The Veep possess certain virtues, ones which shine through in his public and private life. For openers, Dr Bawumia is a byword for religious tolerance. His life is a blueprint of a sort for everyone learning to live at peace with people of other faiths. He has demonstrated as much in words as in deeds, that the differences between Muslims and Christians are superficial; that the two religions could get along and co-exist in peace. He has led the way on so many levels.
He has opened his doors wide to Christian and Muslim leaders. And every now and then, they call on him at the Jubilee House, where they have important, and sometimes casual discussions over dinner. Dr Bawumia reciprocates this gesture by honouring invitations extended to him by the Churches and Mosques.
Just a week earlier, the picture of Dr Bawumia and his long-term friend, Bishop Dag Heward-Mills, had gone viral. In the picture, Heward Mills is seen behind the wheel of a motor tricycle, taking Dr Bawumia on a leisurely ride. It was a sight to behold. This, among other gestures, helps foster his relationship with people of different religious orientation.
The vice president, as ever, is compassionate and generous to a fault. He doesn’t run a philanthropic organisation, but when the needy and the downtrodden count on him to help, he doesn’t disappoint. He comes in to save the situation – from paying school fees to offering scholarships to brilliant but needy students, to footing hospitals bills. One notable incident where the sense of compassion of the veep was felt to the core by Ghanaians was when Joynews had covered the story of Daari Pogo.
Daari is 80 years old woman who had been abandoned by her children. The veep– after the story had come to his attention– had built a modest house for the woman.
Aside from this, there are other acts of generosity Dr Bawumia does that the public doesn’t get to hear because he keeps them on a low profile. One great example is the testimony of Rev Father Campbell. At a ceremony at the Jubilee House to mark the 102 birthday of the Chief Imam, Rev Campbell had reiterated Dr Bawumia’s kindness and generosity. ” How it was in Christmas when the Vice President gave me a present of 2000 bags of rice to be distributed to the poor and needy “, Rev Campbell had revealed.

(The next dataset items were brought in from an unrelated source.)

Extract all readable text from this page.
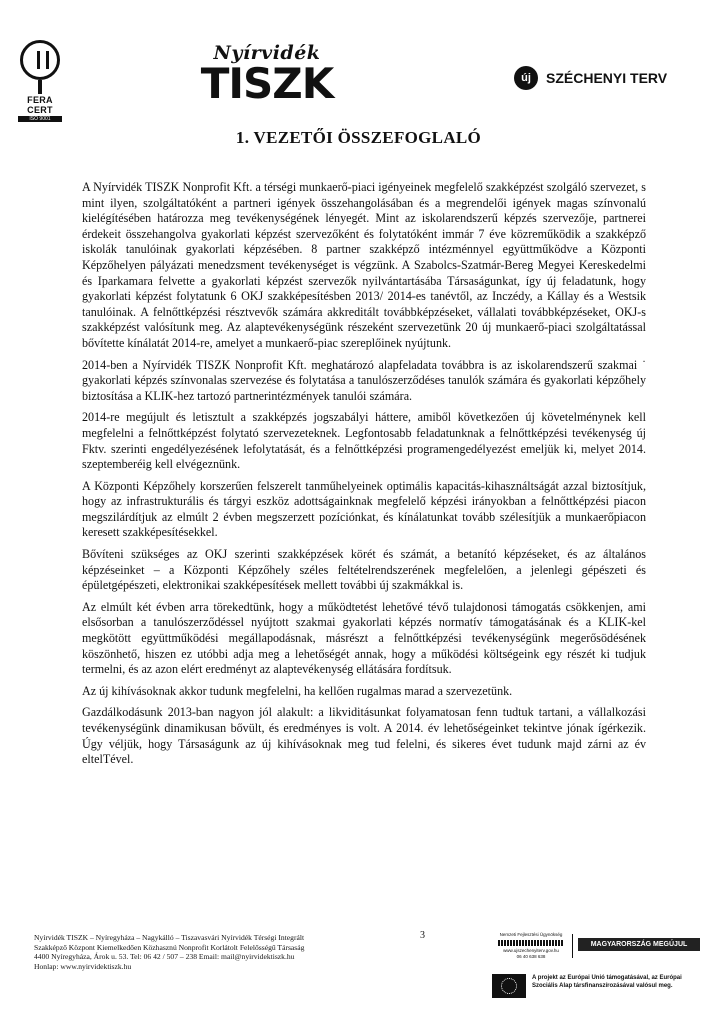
FERA CERT
ISO 9001
Nyírvidék
TISZK	új	SZÉCHENYI TERV
1. VEZETŐI ÖSSZEFOGLALÓ

A Nyírvidék TISZK Nonprofit Kft. a térségi munkaerő-piaci igényeinek megfelelő szakképzést szolgáló szervezet, s mint ilyen, szolgáltatóként a partneri igények összehangolásában és a megrendelői igények magas színvonalú kielégítésében határozza meg tevékenységének lényegét. Mint az iskolarendszerű képzés szervezője, partnerei érdekeit összehangolva gyakorlati képzést szervezőként és folytatóként immár 7 éve közreműködik a szakképző iskolák tanulóinak gyakorlati képzésében. 8 partner szakképző intézménnyel együttműködve a Központi Képzőhelyen pályázati menedzsment tevékenységet is végzünk. A Szabolcs-Szatmár-Bereg Megyei Kereskedelmi és Iparkamara felvette a gyakorlati képzést szervezők nyilvántartásába Társaságunkat, így új feladatunk, hogy gyakorlati képzést folytatunk 6 OKJ szakképesítésben 2013/ 2014-es tanévtől, az Inczédy, a Kállay és a Westsik tanulóinak. A felnőttképzési résztvevők számára akkreditált továbbképzéseket, vállalati továbbképzéseket, OKJ-s szakképzést valósítunk meg. Az alaptevékenységünk részeként szervezetünk 20 új munkaerő-piaci szolgáltatással bővítette kínálatát 2014-re, amelyet a munkaerő-piac szereplőinek nyújtunk.

2014-ben a Nyírvidék TISZK Nonprofit Kft. meghatározó alapfeladata továbbra is az iskolarendszerű szakmai ˙ gyakorlati képzés színvonalas szervezése és folytatása a tanulószerződéses tanulók számára és gyakorlati képzőhely biztosítása a KLIK-hez tartozó partnerintézmények tanulói számára.

2014-re megújult és letisztult a szakképzés jogszabályi háttere, amiből következően új követelménynek kell megfelelni a felnőttképzést folytató szervezeteknek. Legfontosabb feladatunknak a felnőttképzési tevékenység új Fktv. szerinti engedélyezésének lefolytatását, és a felnőttképzési programengedélyezést emeljük ki, melyet 2014. szeptemberéig kell elvégeznünk.

A Központi Képzőhely korszerűen felszerelt tanműhelyeinek optimális kapacitás-kihasználtságát azzal biztosítjuk, hogy az infrastrukturális és tárgyi eszköz adottságainknak megfelelő képzési irányokban a felnőttképzési piacon megszilárdítjuk az elmúlt 2 évben megszerzett pozíciónkat, és kínálatunkat tovább szélesítjük a munkaerőpiacon keresett szakképesítésekkel.

Bővíteni szükséges az OKJ szerinti szakképzések körét és számát, a betanító képzéseket, és az általános képzéseinket – a Központi Képzőhely széles feltételrendszerének megfelelően, a jelenlegi gépészeti és épületgépészeti, elektronikai szakképesítések mellett további új szakmákkal is.

Az elmúlt két évben arra törekedtünk, hogy a működtetést lehetővé tévő tulajdonosi támogatás csökkenjen, ami elsősorban a tanulószerződéssel nyújtott szakmai gyakorlati képzés normatív támogatásának és a KLIK-kel megkötött együttműködési megállapodásnak, másrészt a felnőttképzési tevékenységünk megerősödésének köszönhető, hiszen ez utóbbi adja meg a lehetőségét annak, hogy a működési költségeink egy részét ki tudjuk termelni, és az azon elért eredményt az alaptevékenység ellátására fordítsuk.

Az új kihívásoknak akkor tudunk megfelelni, ha kellően rugalmas marad a szervezetünk.

Gazdálkodásunk 2013-ban nagyon jól alakult: a likviditásunkat folyamatosan fenn tudtuk tartani, a vállalkozási tevékenységünk dinamikusan bővült, és eredményes is volt. A 2014. év lehetőségeinket tekintve jónak ígérkezik. Úgy véljük, hogy Társaságunk az új kihívásoknak meg tud felelni, és sikeres évet tudunk majd zárni az év eltelTével.

Nyírvidék TISZK – Nyíregyháza – Nagykálló – Tiszavasvári Nyírvidék Térségi Integrált
Szakképző Központ Kiemelkedően Közhasznú Nonprofit Korlátolt Felelősségű Társaság
4400 Nyíregyháza, Árok u. 53. Tel: 06 42 / 507 – 238 Email: mail@nyirvidektiszk.hu
Honlap: www.nyirvidektiszk.hu
3	Nemzeti Fejlesztési Ügynökség
www.ujszechenyiterv.gov.hu
06 40 638 638
MAGYARORSZÁG MEGÚJUL
A projekt az Európai Unió támogatásával, az Európai Szociális Alap társfinanszírozásával valósul meg.
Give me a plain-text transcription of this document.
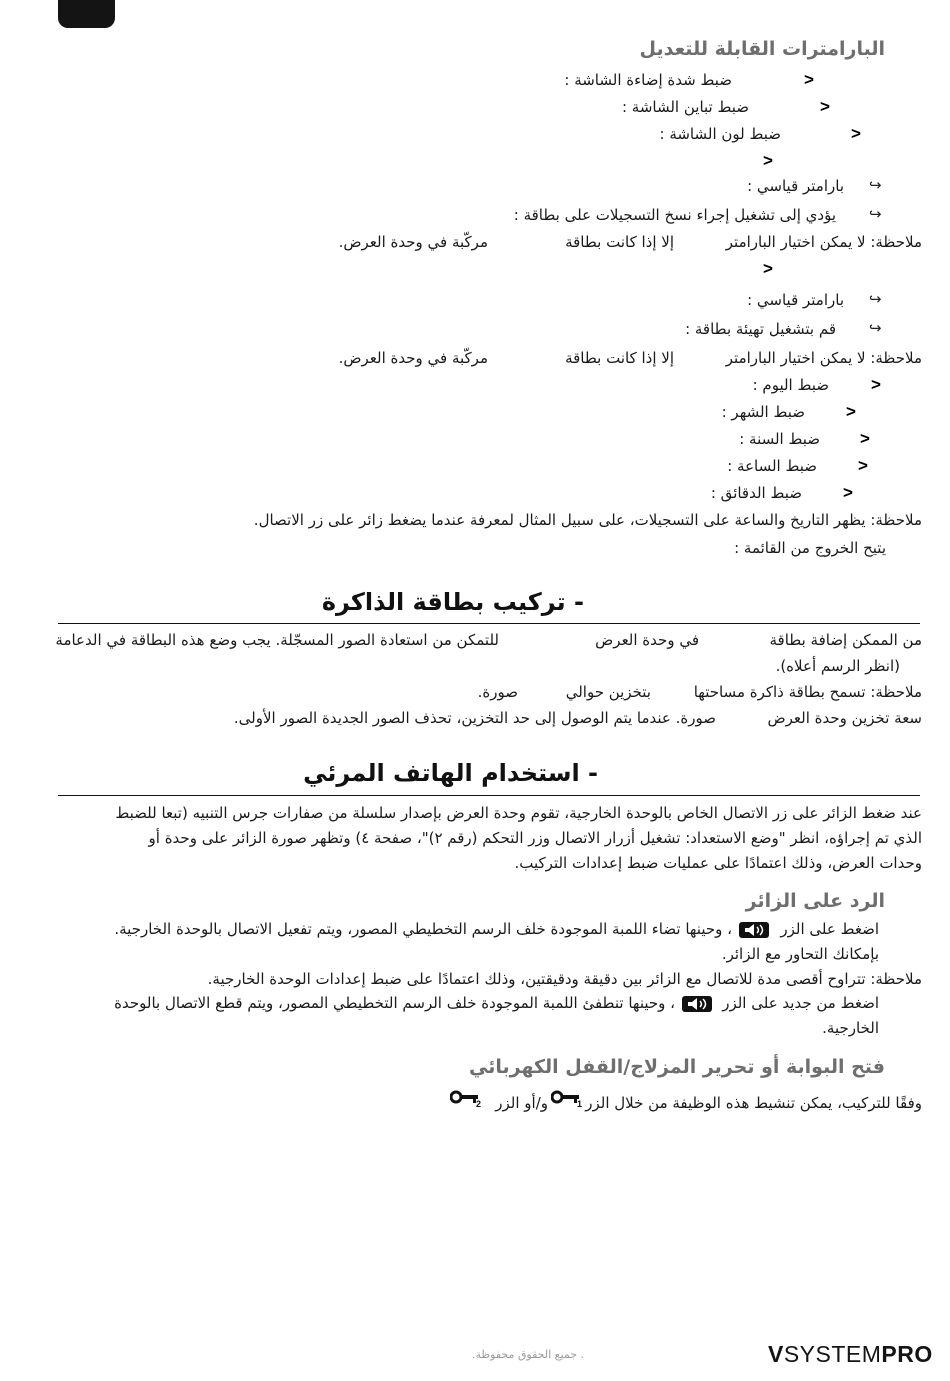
البارامترات القابلة للتعديل
ضبط شدة إضاءة الشاشة :	>
ضبط تباين الشاشة :	>
ضبط لون الشاشة :	>
>
بارامتر قياسي : ↪
يؤدي إلى تشغيل إجراء نسخ التسجيلات على بطاقة : ↪
ملاحظة: لا يمكن اختيار البارامتر
إلا إذا كانت بطاقة
مركّبة في وحدة العرض.
>
بارامتر قياسي : ↪
قم بتشغيل تهيئة بطاقة : ↪
ملاحظة: لا يمكن اختيار البارامتر
إلا إذا كانت بطاقة
مركّبة في وحدة العرض.
ضبط اليوم : >
ضبط الشهر : >
ضبط السنة : >
ضبط الساعة : >
ضبط الدقائق : >
ملاحظة: يظهر التاريخ والساعة على التسجيلات، على سبيل المثال لمعرفة عندما يضغط زائر على زر الاتصال.
يتيح الخروج من القائمة :
- تركيب بطاقة الذاكرة
من الممكن إضافة بطاقة
في وحدة العرض
للتمكن من استعادة الصور المسجّلة. يجب وضع هذه البطاقة في الدعامة
(انظر الرسم أعلاه).
ملاحظة: تسمح بطاقة ذاكرة مساحتها
بتخزين حوالي
صورة.
سعة تخزين وحدة العرض
صورة. عندما يتم الوصول إلى حد التخزين، تحذف الصور الجديدة الصور الأولى.
- استخدام الهاتف المرئي
عند ضغط الزائر على زر الاتصال الخاص بالوحدة الخارجية، تقوم وحدة العرض بإصدار سلسلة من صفارات جرس التنبيه (تبعا للضبط
الذي تم إجراؤه، انظر "وضع الاستعداد: تشغيل أزرار الاتصال وزر التحكم (رقم ٢)"، صفحة ٤) وتظهر صورة الزائر على وحدة أو
وحدات العرض، وذلك اعتمادًا على عمليات ضبط إعدادات التركيب.
الرد على الزائر
اضغط على الزر
، وحينها تضاء اللمبة الموجودة خلف الرسم التخطيطي المصور، ويتم تفعيل الاتصال بالوحدة الخارجية.
بإمكانك التحاور مع الزائر.
ملاحظة: تتراوح أقصى مدة للاتصال مع الزائر بين دقيقة ودقيقتين، وذلك اعتمادًا على ضبط إعدادات الوحدة الخارجية.
اضغط من جديد على الزر
، وحينها تنطفئ اللمبة الموجودة خلف الرسم التخطيطي المصور، ويتم قطع الاتصال بالوحدة
الخارجية.
فتح البوابة أو تحرير المزلاج/القفل الكهربائي
وفقًا للتركيب، يمكن تنشيط هذه الوظيفة من خلال الزر
1
و/أو الزر
2
. جميع الحقوق محفوظة.	VSYSTEMPRO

One cannot talk about the Veep and forget to mention one important trait of his: his humility. Of all the traits inherent in him, his strength lies in his humility. It is the first thing people notice when they meet him in the flesh. I can’t for the life of me remember when last the vice president stood upright to exchange pleasantries with older people, President Akufo Addo in particular. Instead, he curtsy and bend over a little– a gesture that fills older people with a feeling that they are being respected.
His humility, too, shines through in his working relationship with the president. Dr Bawumia is always at the service of the president, and not on record to have put up an insubordinate attitude towards the president. This and many more, I have a hunch, explains why president Akufo Addo is effusive in his praise of the vice president.
And one last thing. Dr Bawumia has a disarming smile . The vice president, we’re all in the know, wear smiles all the time. This sometimes makes me wonder if he has ever been sad before. He certainly will have sad moments, as it is normal of every person. But he has made it a habit never to wear a frown.
All these virtues packaged in one person: Dr Alhaji Mahamudu Bawumia. The vice president is indeed a whole package – competent, economist, digitization-minded, religiously tolerant, compassionate, humble, generous, disarming smile.